Although it works, it has no good performance when the x-th random is generated - it searches the whole list for a free place. This algorithm, a step-by-step Fisher–Yates shuffle, from the question Unique (non-repeating) random numbers in O(1)?, will perform better:
function makeRandomRange(x) {
var range = new Array(x),
pointer = x;
return function getRandom() {
pointer = (pointer-1+x) % x;
var random = Math.floor(Math.random() * pointer);
var num = (random in range) ? range[random] : random;
range[random] = (pointer in range) ? range[pointer] : pointer;
return range[pointer] = num;
};
}
(Demo at jsfiddle.net)
Extended version which does only generate one "group" of unique numbers:
function makeRandomRange(x) {
var range = new Array(x),
pointer = x;
return function getRandom() {
if (range) {
pointer--;
var random = Math.floor(Math.random() * pointer);
var num = (random in range) ? range[random] : random;
range[random] = (pointer in range) ? range[pointer] : pointer;
range[pointer] = num;
if (pointer <= 0) { // first x numbers had been unique
range = null; // free memory;
}
return num;
} else {
return Math.floor(Math.random() * x);
}
};
}
(Demo)
You got some great programming answer. Here's one with a more theoretical flavor to complete your panorama :-)

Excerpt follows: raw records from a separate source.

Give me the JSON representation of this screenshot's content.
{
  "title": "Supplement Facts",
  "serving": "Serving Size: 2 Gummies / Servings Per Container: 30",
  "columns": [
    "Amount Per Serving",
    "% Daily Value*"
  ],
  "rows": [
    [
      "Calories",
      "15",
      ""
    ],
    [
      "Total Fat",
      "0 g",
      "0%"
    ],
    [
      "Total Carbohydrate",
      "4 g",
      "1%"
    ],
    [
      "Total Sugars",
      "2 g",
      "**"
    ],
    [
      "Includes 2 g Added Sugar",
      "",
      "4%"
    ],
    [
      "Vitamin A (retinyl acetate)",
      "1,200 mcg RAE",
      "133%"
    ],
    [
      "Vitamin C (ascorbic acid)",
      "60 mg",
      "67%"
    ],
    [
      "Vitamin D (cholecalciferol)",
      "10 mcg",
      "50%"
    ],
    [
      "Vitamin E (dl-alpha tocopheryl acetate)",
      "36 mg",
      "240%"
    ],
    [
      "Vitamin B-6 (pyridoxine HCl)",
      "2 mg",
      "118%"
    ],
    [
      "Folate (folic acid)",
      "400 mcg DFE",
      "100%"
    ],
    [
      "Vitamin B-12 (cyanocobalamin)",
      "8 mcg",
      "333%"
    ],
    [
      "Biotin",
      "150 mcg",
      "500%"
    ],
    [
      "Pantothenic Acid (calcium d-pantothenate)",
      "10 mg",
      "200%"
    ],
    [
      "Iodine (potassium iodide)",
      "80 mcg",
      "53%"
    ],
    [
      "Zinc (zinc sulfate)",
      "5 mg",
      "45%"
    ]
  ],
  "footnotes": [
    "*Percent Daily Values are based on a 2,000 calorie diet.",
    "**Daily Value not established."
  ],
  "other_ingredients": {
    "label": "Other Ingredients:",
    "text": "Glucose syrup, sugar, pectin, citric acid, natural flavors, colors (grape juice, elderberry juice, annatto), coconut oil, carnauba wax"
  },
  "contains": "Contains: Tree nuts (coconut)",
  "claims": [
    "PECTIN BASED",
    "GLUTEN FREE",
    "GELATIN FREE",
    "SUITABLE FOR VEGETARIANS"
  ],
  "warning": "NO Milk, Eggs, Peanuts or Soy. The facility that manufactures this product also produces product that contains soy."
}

Your problem is called "sampling" or "subset sampling" and there are several ways you could do this. Let N be the range you are sampling frame (i.e., N=X+1) and M be the size of your sample (the number of elements you want to pick).

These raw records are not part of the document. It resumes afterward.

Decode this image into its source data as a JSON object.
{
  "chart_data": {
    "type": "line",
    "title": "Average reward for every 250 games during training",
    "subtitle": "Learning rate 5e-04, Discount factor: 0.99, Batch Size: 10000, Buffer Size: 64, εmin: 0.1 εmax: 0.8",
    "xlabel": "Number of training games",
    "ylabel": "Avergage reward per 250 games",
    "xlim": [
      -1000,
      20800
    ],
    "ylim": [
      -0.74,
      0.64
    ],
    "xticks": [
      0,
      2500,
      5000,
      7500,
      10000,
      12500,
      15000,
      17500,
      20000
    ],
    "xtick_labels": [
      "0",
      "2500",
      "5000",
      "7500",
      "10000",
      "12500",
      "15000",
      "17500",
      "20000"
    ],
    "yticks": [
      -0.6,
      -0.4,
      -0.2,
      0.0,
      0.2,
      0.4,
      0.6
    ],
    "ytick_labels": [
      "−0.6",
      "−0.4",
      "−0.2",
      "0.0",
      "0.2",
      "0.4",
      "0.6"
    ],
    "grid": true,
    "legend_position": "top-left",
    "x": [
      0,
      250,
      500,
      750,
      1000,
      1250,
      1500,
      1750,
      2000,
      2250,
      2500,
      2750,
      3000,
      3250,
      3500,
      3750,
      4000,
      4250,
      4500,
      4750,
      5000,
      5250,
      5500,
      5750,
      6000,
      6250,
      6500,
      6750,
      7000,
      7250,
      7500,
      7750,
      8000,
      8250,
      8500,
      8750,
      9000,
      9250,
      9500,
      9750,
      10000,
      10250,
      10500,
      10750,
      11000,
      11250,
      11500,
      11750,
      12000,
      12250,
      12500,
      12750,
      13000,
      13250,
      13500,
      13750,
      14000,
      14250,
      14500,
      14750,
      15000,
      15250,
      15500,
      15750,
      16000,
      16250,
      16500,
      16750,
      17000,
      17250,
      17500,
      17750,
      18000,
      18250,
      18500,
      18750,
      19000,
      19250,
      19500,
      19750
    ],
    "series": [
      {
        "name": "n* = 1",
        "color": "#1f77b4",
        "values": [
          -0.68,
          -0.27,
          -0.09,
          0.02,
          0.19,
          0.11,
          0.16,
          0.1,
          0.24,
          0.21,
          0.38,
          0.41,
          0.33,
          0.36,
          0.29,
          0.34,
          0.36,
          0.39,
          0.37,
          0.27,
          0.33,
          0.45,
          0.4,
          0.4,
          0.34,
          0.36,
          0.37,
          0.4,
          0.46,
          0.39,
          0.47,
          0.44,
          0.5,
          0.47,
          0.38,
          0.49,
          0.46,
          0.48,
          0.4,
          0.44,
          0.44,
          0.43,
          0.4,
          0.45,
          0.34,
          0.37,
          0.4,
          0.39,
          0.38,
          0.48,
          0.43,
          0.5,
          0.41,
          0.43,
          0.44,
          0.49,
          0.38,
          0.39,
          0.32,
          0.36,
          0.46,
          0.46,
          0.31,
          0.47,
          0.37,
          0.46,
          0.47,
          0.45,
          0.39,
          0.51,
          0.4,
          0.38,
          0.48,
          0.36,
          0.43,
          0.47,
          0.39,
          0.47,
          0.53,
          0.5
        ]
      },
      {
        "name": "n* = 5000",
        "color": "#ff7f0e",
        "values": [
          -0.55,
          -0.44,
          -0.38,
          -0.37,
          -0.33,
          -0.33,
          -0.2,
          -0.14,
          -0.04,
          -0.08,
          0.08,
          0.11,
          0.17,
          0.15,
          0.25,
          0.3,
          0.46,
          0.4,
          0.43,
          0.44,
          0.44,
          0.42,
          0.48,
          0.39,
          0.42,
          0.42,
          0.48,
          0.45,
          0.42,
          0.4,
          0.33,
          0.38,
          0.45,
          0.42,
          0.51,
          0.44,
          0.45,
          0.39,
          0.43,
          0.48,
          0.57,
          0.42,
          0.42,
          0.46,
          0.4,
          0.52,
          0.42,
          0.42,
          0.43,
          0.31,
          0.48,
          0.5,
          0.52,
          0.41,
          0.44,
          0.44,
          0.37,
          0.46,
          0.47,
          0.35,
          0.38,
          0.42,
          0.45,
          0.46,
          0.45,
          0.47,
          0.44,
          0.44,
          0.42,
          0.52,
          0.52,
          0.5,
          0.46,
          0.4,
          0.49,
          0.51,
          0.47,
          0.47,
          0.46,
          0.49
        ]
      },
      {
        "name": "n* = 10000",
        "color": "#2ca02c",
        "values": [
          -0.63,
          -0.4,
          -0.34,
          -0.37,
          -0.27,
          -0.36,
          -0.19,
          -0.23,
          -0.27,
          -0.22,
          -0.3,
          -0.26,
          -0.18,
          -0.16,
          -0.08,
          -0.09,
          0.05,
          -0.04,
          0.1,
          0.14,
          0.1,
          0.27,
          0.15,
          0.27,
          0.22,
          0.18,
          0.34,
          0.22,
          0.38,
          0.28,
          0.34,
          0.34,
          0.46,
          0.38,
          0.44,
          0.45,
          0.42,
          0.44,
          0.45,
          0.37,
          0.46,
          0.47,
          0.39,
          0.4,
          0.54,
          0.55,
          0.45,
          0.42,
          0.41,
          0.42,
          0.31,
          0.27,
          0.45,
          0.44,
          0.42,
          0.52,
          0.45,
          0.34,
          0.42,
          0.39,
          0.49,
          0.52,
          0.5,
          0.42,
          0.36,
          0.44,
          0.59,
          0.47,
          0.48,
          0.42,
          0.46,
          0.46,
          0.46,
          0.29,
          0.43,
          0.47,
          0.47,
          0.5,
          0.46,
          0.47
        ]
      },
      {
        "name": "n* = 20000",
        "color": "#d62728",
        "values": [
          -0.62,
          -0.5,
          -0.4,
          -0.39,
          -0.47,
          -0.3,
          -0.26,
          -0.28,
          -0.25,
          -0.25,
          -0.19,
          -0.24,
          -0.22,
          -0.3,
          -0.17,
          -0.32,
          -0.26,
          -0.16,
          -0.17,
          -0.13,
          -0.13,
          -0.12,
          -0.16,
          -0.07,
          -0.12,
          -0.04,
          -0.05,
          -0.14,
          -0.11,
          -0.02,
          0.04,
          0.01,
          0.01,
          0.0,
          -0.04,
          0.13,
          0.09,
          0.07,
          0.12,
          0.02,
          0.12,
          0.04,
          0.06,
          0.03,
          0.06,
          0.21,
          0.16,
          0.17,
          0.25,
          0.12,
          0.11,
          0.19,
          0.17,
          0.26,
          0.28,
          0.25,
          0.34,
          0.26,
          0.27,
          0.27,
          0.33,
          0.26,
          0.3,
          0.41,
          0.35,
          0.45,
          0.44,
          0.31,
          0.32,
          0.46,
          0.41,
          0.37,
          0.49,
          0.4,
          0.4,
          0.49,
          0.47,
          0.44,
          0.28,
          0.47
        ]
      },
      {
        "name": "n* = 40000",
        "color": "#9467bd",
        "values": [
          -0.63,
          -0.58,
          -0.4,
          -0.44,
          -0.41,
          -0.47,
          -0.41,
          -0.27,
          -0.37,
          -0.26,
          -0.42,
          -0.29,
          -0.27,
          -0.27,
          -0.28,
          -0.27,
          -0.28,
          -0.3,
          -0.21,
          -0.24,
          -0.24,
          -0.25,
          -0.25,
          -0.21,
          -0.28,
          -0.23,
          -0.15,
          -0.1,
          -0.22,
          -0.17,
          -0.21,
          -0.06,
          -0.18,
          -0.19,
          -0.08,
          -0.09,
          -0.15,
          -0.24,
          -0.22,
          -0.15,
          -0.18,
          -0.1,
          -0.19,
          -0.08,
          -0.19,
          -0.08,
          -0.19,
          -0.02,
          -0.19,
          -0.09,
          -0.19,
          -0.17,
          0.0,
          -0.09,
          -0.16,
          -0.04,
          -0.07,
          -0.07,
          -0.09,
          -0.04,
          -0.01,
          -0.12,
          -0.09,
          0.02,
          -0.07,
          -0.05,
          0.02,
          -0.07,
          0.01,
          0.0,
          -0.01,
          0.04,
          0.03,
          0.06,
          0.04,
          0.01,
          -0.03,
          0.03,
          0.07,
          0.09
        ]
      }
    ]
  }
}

if N is much larger than M, you'll want to use an algorithm such as the one suggested by Bentley and Floyd in his column "Programming Pearls: a sample of brilliance" (temporarily available without ACM's lock screen here), I really recommend this as they explicitly give code and discuss in terms of hash tables, etc.; there a few neat tricks in there
if N is within the same range as M, then you might want to use the Fisher-Yates shuffle but stop after only M steps (instead of N)

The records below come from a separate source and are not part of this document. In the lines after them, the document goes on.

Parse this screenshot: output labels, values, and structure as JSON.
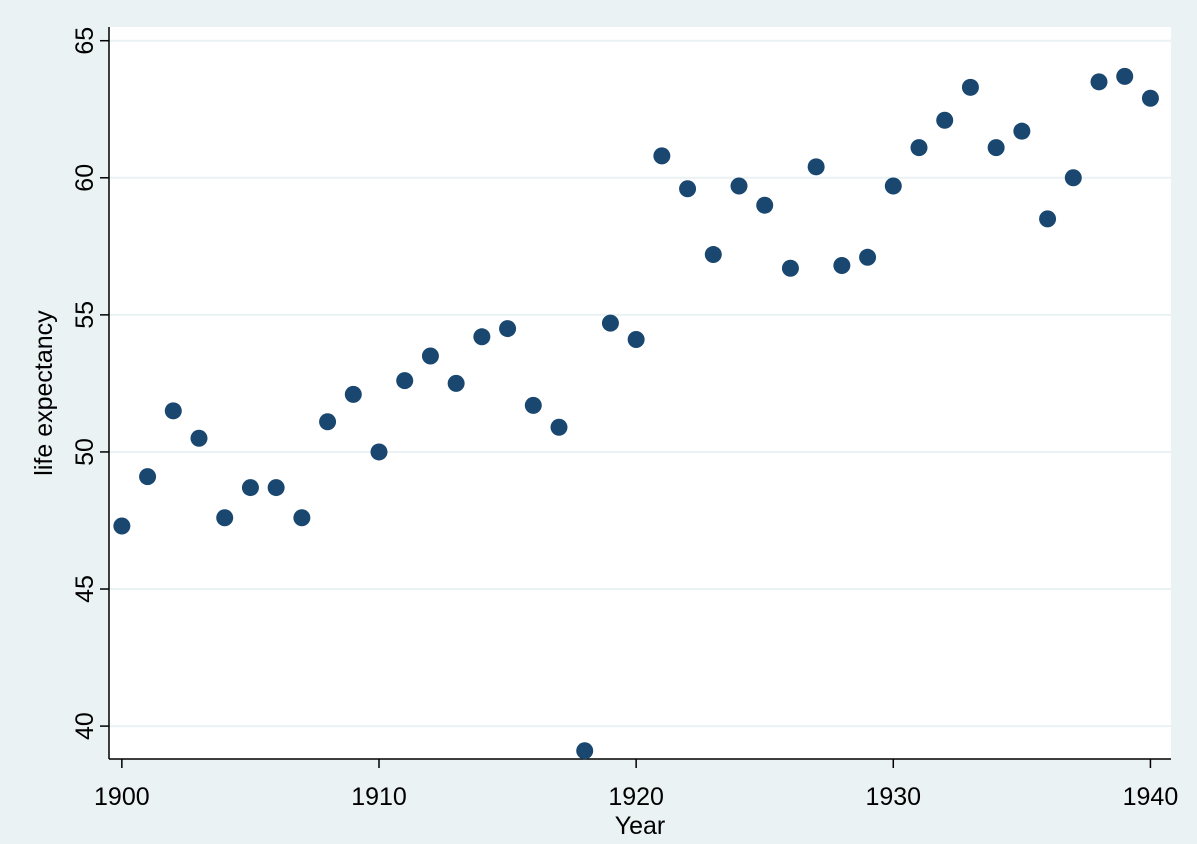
{
  "chart_data": {
    "type": "scatter",
    "title": "",
    "xlabel": "Year",
    "ylabel": "life expectancy",
    "xlim": [
      1899.5,
      1940.8
    ],
    "ylim": [
      38.8,
      65.5
    ],
    "xticks": [
      "1900",
      "1910",
      "1920",
      "1930",
      "1940"
    ],
    "yticks": [
      "40",
      "45",
      "50",
      "55",
      "60",
      "65"
    ],
    "grid": "horizontal",
    "legend": "none",
    "colors": {
      "marker": "#1a476f",
      "grid": "#eaf2f3",
      "plot_bg": "#ffffff",
      "outer_bg": "#eaf2f3"
    },
    "series": [
      {
        "x": [
          1900,
          1901,
          1902,
          1903,
          1904,
          1905,
          1906,
          1907,
          1908,
          1909,
          1910,
          1911,
          1912,
          1913,
          1914,
          1915,
          1916,
          1917,
          1918,
          1919,
          1920,
          1921,
          1922,
          1923,
          1924,
          1925,
          1926,
          1927,
          1928,
          1929,
          1930,
          1931,
          1932,
          1933,
          1934,
          1935,
          1936,
          1937,
          1938,
          1939,
          1940
        ],
        "values": [
          47.3,
          49.1,
          51.5,
          50.5,
          47.6,
          48.7,
          48.7,
          47.6,
          51.1,
          52.1,
          50.0,
          52.6,
          53.5,
          52.5,
          54.2,
          54.5,
          51.7,
          50.9,
          39.1,
          54.7,
          54.1,
          60.8,
          59.6,
          57.2,
          59.7,
          59.0,
          56.7,
          60.4,
          56.8,
          57.1,
          59.7,
          61.1,
          62.1,
          63.3,
          61.1,
          61.7,
          58.5,
          60.0,
          63.5,
          63.7,
          62.9
        ]
      }
    ]
  }
}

if you don't really know then the algorithm on page 647 of Devroye's book on random generation is pretty fast.
I wrote this function. It keeps its own array with a history of generated numbers, preventing initial duplicates, continuing to output a random number if all numbers in the range have been outputted once:
// Generates a unique number from a range
// keeps track of generated numbers in a history array
// if all numbers in the range have been returned once, keep outputting random numbers within the range
var UniqueRandom = { NumHistory: new Array(), generate: function(maxNum) {
var current = Math.round(Math.random()*(maxNum-1));
if (maxNum > 1 && this.NumHistory.length > 0) {
if (this.NumHistory.length != maxNum) {
while($.inArray(current, this.NumHistory) != -1) { current = Math.round(Math.random()*(maxNum-1)); }
this.NumHistory.push(current);
return current;
} else {
//unique numbers done, continue outputting random numbers, or we could reset the history array (NumHistory = [];)
return current;
}
} else {
//first time only
this.NumHistory.push(current);
return current;
}
}
};
Here's a working Fiddle
I hope this is of use to someone!
Edit: as pointed out by Pointy below, it might get slow with a large range (here is a
fiddle, going over a range from 0-1000, which seems to run fine). However; I didn't require a very large range, so perhaps this function is indeed not suited if you look to generate and keep track of an enormous range.
You may try generating the number using the current date and time value which would make it unique. To make it within the range, you may have to use some mathematical function.